Fewer Young People Are Residing in Juvenile Justice Facilities

The number and share of young people living in juvenile detention, correctional or residential facilities in the United States continued to decline through 2017, according to the latest data.

The federal resource known as Easy Access to the Census of Juveniles in Residential Placement (EZACJRP) indicates that in 2017, based on a one-day snapshot, 43,580 people younger than 21-years-old lived in juvenile detention, correctional or residential facilities.
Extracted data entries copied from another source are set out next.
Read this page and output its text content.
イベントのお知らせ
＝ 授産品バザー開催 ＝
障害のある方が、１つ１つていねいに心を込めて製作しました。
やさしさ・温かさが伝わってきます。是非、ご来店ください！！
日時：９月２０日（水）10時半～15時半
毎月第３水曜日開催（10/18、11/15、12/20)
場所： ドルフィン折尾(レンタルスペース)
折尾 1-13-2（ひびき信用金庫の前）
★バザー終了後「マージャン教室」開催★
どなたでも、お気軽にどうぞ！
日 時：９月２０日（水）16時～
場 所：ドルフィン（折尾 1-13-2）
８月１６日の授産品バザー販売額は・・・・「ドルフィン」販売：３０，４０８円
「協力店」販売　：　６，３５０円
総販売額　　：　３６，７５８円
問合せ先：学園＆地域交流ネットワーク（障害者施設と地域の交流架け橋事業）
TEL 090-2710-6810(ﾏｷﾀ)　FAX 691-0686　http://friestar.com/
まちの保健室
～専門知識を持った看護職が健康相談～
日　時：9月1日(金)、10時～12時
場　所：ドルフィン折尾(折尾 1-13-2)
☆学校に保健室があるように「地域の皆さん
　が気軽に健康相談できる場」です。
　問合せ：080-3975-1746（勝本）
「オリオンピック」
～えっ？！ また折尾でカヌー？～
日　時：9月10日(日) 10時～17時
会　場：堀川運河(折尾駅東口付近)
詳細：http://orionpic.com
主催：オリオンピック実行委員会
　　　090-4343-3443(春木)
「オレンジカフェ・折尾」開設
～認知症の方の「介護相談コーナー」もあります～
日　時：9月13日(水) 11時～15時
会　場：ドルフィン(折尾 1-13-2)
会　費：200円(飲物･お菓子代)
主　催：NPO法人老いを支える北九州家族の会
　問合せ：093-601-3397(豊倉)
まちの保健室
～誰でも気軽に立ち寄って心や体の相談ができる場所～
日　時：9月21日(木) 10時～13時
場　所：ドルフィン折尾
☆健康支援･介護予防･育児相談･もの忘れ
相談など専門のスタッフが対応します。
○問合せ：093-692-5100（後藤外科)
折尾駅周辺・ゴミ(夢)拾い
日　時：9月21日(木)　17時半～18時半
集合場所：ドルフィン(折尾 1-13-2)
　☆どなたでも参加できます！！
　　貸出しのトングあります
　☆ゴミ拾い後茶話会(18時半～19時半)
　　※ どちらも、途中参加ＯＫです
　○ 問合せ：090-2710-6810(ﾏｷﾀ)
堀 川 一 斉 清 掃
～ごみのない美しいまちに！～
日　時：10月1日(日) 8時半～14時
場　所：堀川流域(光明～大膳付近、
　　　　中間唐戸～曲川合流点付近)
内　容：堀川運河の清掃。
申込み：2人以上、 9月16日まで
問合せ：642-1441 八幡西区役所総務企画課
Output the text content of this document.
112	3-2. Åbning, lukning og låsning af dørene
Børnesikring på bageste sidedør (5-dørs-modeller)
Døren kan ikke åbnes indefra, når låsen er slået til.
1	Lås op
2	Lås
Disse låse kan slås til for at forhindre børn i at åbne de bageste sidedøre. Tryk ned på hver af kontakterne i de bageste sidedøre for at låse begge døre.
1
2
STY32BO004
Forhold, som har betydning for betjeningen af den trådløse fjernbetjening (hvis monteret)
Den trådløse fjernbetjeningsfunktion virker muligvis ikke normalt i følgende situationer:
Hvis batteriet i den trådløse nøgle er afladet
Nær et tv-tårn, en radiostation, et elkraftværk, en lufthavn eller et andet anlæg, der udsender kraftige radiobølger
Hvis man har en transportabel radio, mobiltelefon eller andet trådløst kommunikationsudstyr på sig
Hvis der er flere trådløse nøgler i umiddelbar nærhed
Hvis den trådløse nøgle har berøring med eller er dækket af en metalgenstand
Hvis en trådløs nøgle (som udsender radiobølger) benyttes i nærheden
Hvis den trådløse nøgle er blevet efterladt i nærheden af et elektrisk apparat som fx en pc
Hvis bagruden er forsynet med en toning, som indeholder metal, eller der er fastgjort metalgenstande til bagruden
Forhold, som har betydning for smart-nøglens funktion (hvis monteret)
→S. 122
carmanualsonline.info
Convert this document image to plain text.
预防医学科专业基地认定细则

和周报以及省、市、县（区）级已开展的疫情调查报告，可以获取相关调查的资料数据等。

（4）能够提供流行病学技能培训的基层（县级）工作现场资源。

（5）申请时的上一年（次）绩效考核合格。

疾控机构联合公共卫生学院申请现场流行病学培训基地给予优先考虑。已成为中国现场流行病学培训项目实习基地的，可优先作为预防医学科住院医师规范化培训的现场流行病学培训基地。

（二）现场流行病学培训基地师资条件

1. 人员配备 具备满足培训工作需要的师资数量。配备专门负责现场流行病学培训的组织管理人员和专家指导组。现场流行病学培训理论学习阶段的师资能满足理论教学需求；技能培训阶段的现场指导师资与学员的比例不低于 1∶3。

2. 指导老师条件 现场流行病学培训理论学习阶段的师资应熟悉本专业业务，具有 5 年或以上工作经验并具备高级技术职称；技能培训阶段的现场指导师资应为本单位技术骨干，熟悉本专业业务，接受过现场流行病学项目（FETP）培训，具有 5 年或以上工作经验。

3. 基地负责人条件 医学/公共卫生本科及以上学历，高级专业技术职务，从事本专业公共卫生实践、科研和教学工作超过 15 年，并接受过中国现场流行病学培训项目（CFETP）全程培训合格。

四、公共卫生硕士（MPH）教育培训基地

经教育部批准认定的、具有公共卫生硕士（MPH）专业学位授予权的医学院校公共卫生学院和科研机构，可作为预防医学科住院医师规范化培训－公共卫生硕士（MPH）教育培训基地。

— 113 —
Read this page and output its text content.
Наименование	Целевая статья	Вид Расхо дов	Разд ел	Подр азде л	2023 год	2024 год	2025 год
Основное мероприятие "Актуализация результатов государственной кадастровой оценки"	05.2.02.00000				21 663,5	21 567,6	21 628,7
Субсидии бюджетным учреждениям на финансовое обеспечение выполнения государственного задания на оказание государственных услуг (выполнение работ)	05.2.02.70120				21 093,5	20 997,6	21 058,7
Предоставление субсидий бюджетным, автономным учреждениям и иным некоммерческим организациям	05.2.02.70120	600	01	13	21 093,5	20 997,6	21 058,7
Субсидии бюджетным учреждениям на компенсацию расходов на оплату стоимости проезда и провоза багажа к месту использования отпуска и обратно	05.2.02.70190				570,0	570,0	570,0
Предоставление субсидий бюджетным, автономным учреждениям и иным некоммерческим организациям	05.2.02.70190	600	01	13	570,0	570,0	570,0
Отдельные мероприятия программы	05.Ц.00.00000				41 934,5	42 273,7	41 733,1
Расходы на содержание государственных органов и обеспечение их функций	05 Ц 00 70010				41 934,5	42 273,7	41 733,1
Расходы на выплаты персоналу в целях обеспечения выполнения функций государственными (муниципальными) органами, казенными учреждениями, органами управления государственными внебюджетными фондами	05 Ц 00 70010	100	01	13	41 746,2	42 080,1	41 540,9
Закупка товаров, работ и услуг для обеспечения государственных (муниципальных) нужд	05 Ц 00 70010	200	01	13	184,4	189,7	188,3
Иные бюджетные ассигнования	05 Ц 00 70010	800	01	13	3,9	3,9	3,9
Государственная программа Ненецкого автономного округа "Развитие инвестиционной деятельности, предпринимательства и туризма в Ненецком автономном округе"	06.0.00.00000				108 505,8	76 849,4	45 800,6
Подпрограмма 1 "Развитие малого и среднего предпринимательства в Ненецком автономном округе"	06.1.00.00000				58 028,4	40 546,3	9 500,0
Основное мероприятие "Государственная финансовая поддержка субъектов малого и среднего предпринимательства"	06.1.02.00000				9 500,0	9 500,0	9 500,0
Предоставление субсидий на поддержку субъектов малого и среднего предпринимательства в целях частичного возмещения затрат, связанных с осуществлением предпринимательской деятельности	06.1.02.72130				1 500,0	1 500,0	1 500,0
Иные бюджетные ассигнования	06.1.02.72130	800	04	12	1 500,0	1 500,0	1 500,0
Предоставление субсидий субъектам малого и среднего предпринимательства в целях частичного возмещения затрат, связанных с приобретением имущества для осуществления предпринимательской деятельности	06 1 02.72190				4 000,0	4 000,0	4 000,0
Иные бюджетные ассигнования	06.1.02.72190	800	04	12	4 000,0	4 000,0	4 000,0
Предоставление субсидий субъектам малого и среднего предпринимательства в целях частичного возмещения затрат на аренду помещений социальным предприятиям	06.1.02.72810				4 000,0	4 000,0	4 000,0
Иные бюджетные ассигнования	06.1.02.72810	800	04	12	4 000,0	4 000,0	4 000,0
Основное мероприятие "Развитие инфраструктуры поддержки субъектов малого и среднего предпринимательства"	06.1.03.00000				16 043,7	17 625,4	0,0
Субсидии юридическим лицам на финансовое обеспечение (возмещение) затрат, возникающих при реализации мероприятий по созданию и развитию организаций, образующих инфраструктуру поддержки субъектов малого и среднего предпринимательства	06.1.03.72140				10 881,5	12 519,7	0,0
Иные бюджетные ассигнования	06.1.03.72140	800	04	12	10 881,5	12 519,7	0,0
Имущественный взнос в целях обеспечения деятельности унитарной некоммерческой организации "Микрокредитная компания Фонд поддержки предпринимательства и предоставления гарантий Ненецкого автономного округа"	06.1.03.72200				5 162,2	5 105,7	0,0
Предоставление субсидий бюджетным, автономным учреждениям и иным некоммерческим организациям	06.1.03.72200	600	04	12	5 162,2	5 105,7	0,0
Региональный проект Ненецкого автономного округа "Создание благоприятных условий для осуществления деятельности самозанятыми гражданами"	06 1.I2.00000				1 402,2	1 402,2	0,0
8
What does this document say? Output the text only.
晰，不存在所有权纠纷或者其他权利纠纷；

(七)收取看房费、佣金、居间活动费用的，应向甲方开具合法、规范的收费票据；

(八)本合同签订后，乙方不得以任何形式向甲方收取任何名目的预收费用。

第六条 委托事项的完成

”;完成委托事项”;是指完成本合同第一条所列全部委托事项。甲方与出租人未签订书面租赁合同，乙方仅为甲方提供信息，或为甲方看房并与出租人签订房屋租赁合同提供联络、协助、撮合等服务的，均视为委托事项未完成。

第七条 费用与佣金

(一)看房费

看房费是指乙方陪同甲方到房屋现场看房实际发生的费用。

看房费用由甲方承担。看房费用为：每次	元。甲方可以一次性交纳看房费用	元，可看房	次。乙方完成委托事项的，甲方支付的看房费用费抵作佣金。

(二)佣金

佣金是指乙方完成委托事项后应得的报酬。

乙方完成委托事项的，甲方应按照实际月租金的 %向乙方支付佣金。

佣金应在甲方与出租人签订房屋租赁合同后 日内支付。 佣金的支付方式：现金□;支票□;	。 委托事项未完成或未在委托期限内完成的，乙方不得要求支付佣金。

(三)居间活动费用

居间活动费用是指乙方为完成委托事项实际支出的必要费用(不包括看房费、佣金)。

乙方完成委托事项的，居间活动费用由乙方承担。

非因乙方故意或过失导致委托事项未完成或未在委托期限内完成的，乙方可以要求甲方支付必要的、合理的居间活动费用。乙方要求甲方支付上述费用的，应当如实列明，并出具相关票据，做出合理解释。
That’s a reduction of more than 4,000 young people compared with 2015. There was also a drop in the rate, from 152 young people per 100,000 in 2015 to 138 per 100,000 in 2017. This figure was 355 per 100,000 in 1999; it has fallen in every two-year measurement cycle since then.

The rate of incarceration of young people per 100,000 has fallen consistently in most, but not all, states. Between 2015 and 2017, the rate increased in Alaska, Arkansas, Hawaii, Kentucky, Maine, Mississippi, Montana, Nebraska, New Hampshire and Wyoming. The highest rates seen in 2017 were in Wyoming (302 per 100,000), West Virginia (280 per 100,000) and Alaska (263 per 100,000); the lowest were in Connecticut (27 per 100,000), Vermont (33 per 100,000) and North Carolina (46 per 100,000).

The Annie E. Casey Foundation is deeply invested in building a more effective and equitable youth justice system through the Juvenile Detention Alternatives Initiative® and other juvenile justice reform work so that all young people are able to thrive and grow into responsible adults, even when they make mistakes and violate the law in serious ways.